Ease of use ought to be a hygiene factor. No producer should be permitted to provide unless they have met this basic standard. Without getting the basics right permission to do the sophisticated stuff should not be granted. “Have you washed your hands?” is an almost ubiquitous command because it is always sound, relevant advice. Well raised children know all about this. Not all of our hands are clean, however.
It is easy to be frustrated by users’ lack of patience and attention deficit. No matter how tempting it is to blame human error, remember that our users are always right (just like the fabled customer). If they find something hard, it probably is hard (or, at least, not as simple as it should be). Who is to argue anyway when the standard for simplicity was set by that brutal Google search box at the tail end of the millennium.
Many technology tools are guilty of being too clever by half and losing sight of their hygiene standards. The temptation to pack in functionality and features is powerful but also dangerous (have another look iTunes for a fine example of bloatware). The best tools tend to do one job very well and focus on that. If another job needs to be done, maybe another tool is a good option.
For once, I am not making this point as a critique of corporate technologies and their poor usability record. The rights of the long suffering learner will, I hope, be championed elsewhere. There is another important user group on whose behalf to lobby, though. That is the poor content producer (or instructional designer maybe). These folks (of whom there are a rapidly growing number) are consistently poorly served by authoring tools, and content management systems that are vexing, complex and counter-intuitive. They make what should be the simple task of preparing and publishing content hard enough to require training. In 2015, a product that needs an instruction manual is probably not quite ready. Making and distributing content really should be a straightforward affair.

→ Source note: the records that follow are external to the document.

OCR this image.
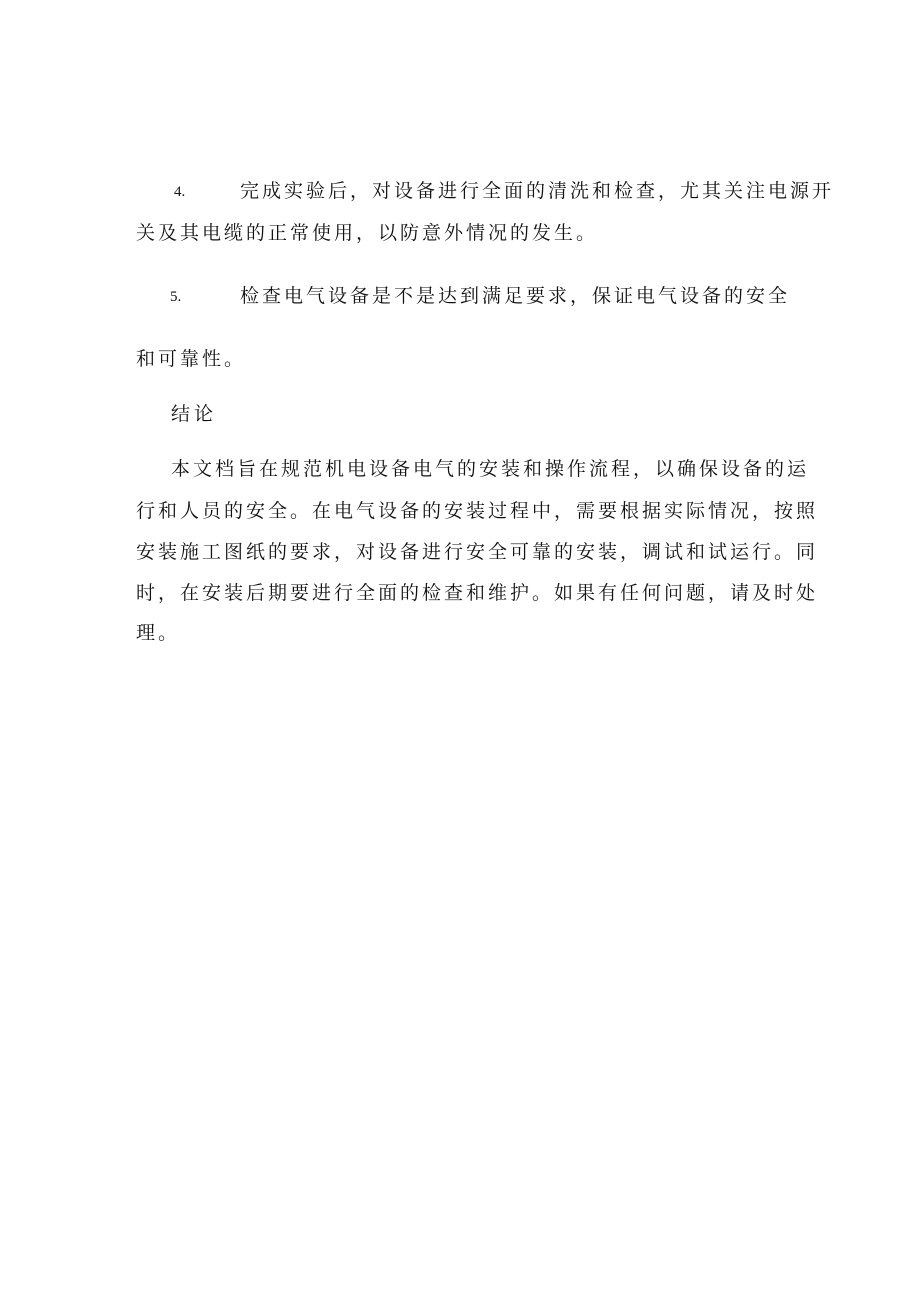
4.	完成实验后，对设备进行全面的清洗和检查，尤其关注电源开
关及其电缆的正常使用，以防意外情况的发生。
5.	检查电气设备是不是达到满足要求，保证电气设备的安全
和可靠性。
结论
本文档旨在规范机电设备电气的安装和操作流程，以确保设备的运
行和人员的安全。在电气设备的安装过程中，需要根据实际情况，按照
安装施工图纸的要求，对设备进行安全可靠的安装，调试和试运行。同
时，在安装后期要进行全面的检查和维护。如果有任何问题，请及时处
理。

To me, the benchmark for usability in content production and publishing was always WordPress (upon which this blog is created). With more than 74 million sites powered by it, this is a product that is clearly doing things right. Few, if any, other content production tools can reach this standard of simplicity, reliability and consistency. Despite being over 1o years old, it is still a market leader. Content authoring services should hold WordPress as their standard. In particular, eLearning authoring tools (which have a habit of baffling many not raised in the authoring world) should emulate and copy this example and make it as easy as possible to create and publish. Or so I thought…

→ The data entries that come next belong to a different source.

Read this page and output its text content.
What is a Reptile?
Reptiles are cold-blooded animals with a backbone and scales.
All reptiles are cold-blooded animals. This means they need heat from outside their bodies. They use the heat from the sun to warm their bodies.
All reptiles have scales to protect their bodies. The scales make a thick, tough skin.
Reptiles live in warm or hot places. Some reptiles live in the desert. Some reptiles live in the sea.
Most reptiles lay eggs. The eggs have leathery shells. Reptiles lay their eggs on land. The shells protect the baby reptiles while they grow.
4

But, the eLearning world tends to have a business to business mindset. Vendors sell to corporate buyers who, attempt to, represent their staff needs. In these circumstances, user or learner needs tend to be translated into the language of the systems landscape of the organisation. The phrasebooks of those translations are edited by L&D folks. Learner needs are met indirectly and the authoring tools and the LMS substitute the role of the WordPress website. Whilst I believe that there is much room for improvement to help L&D teams quickly and simply create the right content for their learners, I think the current digital landscape now leapfrogs all of this.
The new standard for content creation and publishing simplicity is not WordPress or its’ kind. It is the raft of social tools we all use as publishing methods without really thinking about it (which is the true hallmark of simplicity). The combination of Facebook, Instagram, Flickr, Twitter, YuoTube, Vine, Periscope etc. have conquered the digital world and demystified image editing, broadcasting, video editing, publishing and the gathering of feedback. They have become media channels and the means to populate the channels. None of them have a user manual, although plenty of excellent tutorials exist on all of them. Couple this with the ability to search, browse and recommend the best content and the role of the traditional L&D effort is open to interrogation. What kind of specialist expertise is required to create learning content?
The expertise needed to answer questions, instruct and train is connecting directly with those who want to learn these days. As with so many areas the intermediary role needs to prove its worth. The connections are made by tools that are cheap, if not free, of very good quality, reliable and easy to use. Cataloguing and discovery is automated as a by product of the platforms they are produced on. When learning and training are becoming this simple intermediaries need to be very careful to make a valuable contribution. There is little now in the way of the subject matter experts positioning themselves as teachers with the tools of that trade readily available in the palm of their hand.
One response to “Is eLearning as easy as everything else now?”
Those are some very well thought-out observations, thank you for sharing. While the ease of use is important, so are the features. In my opinion one doesn’t have to cancel out the other one, as long as clever interface design is employed.